C’est aussi principalement les enseignants, voire les futurs enseignants, qui sont interrogés dans la très consensuelle et politiquement correcte évaluation participative qui va bloquer toute décision pendant au moins une année… jusqu’à la prochaine législature peut-être. Les bénéficiaires d’une éventuelle réforme sont pourtant bien, in fine, les élèves… et les évaluations de notre système ne fournissent guère de raison de douter de son (in)efficacité et de son (in)équité actuelles (sans pour autant qu’il soit possible et souhaitable d’en faire porter la responsabilité aux enseignants individuellement). Il paraitrait même que, selon certaines investigations dont la méthodologie reste inconnue, les actuels étudiants se disent suffisamment préparés avant leur entrée dans le métier… voilà un bel optimisme que l’érosion exorbitante des effectifs enseignants durant les quelques premières années de la carrière ne manquera pas de questionner… à moins naturellement que tout soit affaire de conditions de travail.
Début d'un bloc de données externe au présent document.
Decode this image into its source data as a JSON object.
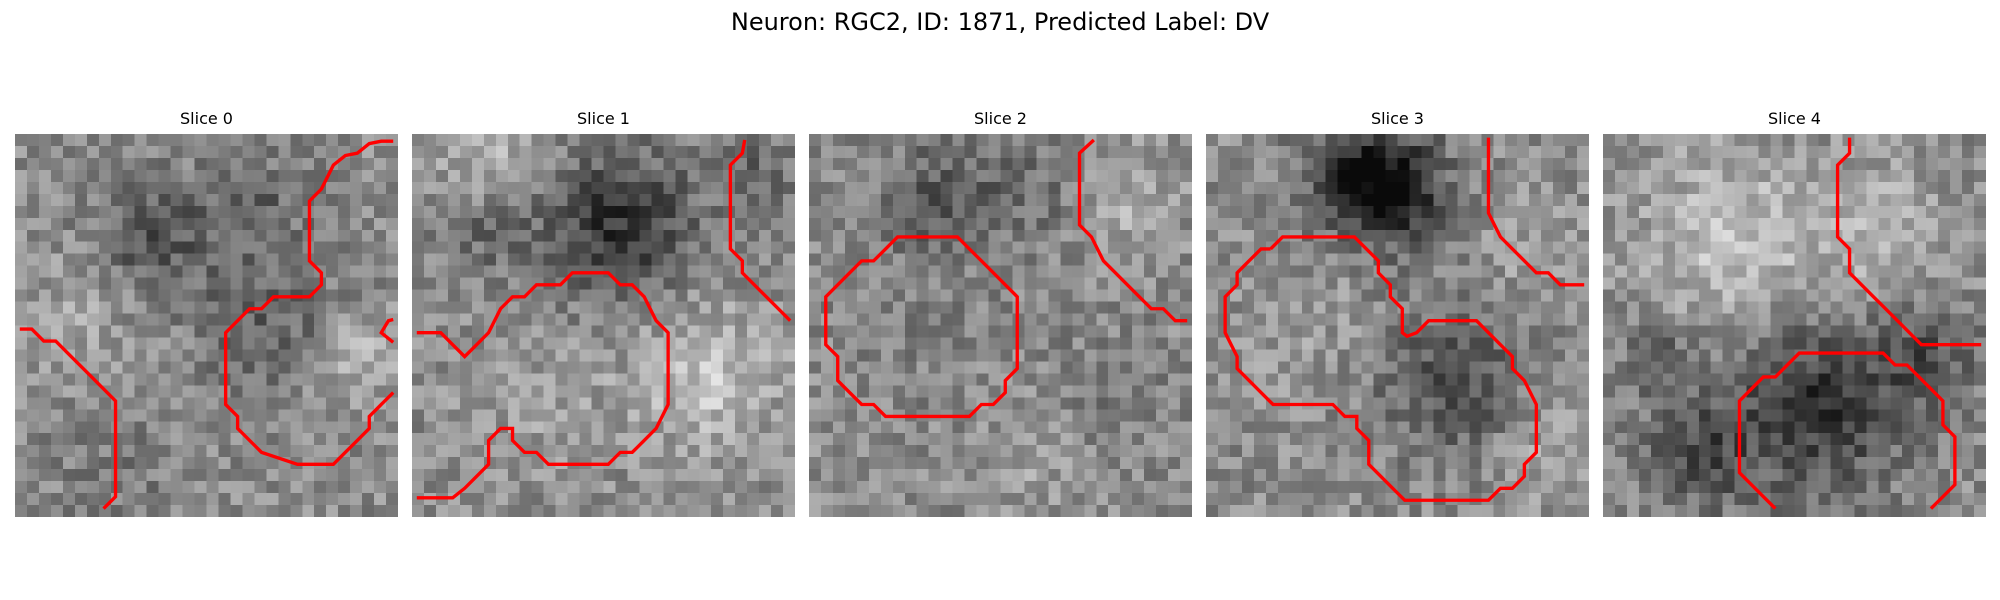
{
  "figure": {
    "title": "Neuron: RGC2, ID: 1871, Predicted Label: DV",
    "contour_color": "#ff0000"
  },
  "panels": [
    {
      "title": "Slice 0",
      "seed": 11
    },
    {
      "title": "Slice 1",
      "seed": 23
    },
    {
      "title": "Slice 2",
      "seed": 37
    },
    {
      "title": "Slice 3",
      "seed": 41
    },
    {
      "title": "Slice 4",
      "seed": 59
    }
  ]
}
Autre idée entendue : on ne change rien, mais on ajoute un stage après et, éventuellement, une année préparatoire de remise à niveau avant (tiens, si on améliorait plutôt la situation à la sortie du secondaire ?)… très bonne idée qui permettrait de ne rien changer et surtout, de ne pas payer plus ces enseignants, pas vraiment mastérisés… voir de bénéficier d’une main d’œuvre pas trop chère durant la période de stage et d’adoucir la fin de carrière de certains, promus maîtres de stage… Avec quelle formation et pour faire évoluer comment une profession qu’on dit par ailleurs devoir s’adapter rapidement à des situations complètement nouvelles ? On n’en sait encore trop rien et il n’est pas certain que ces questions soient véritablement à l’ordre du jour lorsqu’on adopte ce type de perspective.
Bon, il y a aussi de très bonnes raisons de se mettre en mouvement. L’une de celles-ci, je l’ai évoquée, c’est la situation peu enviable de notre système… une révision de la formation initiale est sans doute une condition nécessaire, mais pas suffisante. C’est aussi une manière socialement acceptable de revaloriser une fonction intellectuelle essentielle (oui, les enseignants font partie des professions intellectuelles, ce que certains parents, et même certains enseignants, semblent parfois oublier…).
Une autre raison pragmatique, celle-ci, c’est que les accords syndicats – gouvernement, menés sous la houlette du Ministre Dupont, ont conduit à ouvrir une possibilité de mastérisation, avec barème ad hoc, soit le fameux « barème 501 » accordé aux instituteurs et aux régents détenteurs d’un master en sciences de l’éducation qui poursuivent leur carrière dans l’enseignement fondamental ou le secondaire inférieur. Pour le compte, difficile de revenir en arrière et de bafouer des acquis sociaux (légitimes). Mais le risque est grand si on en reste là : celui d’une double dualisation. D’une part, des enseignants « à deux vitesses », ceux qui ont pu acquérir un master, soit directement à la sortie d’une haute école, soit plus tard, et les autres, ceux qui ont maintenu un parcours en trois ans… puis, d’autre part, les écoles qui parviendront à attirer les premiers et celles qui devront se contenter des seconds, voire de ceux qui ne possèdent pas vraiment de titres requis… il y a fort à parier que cette répartition correspondra au clivage social actuellement observé entre écoles et viendra encore le renforcer.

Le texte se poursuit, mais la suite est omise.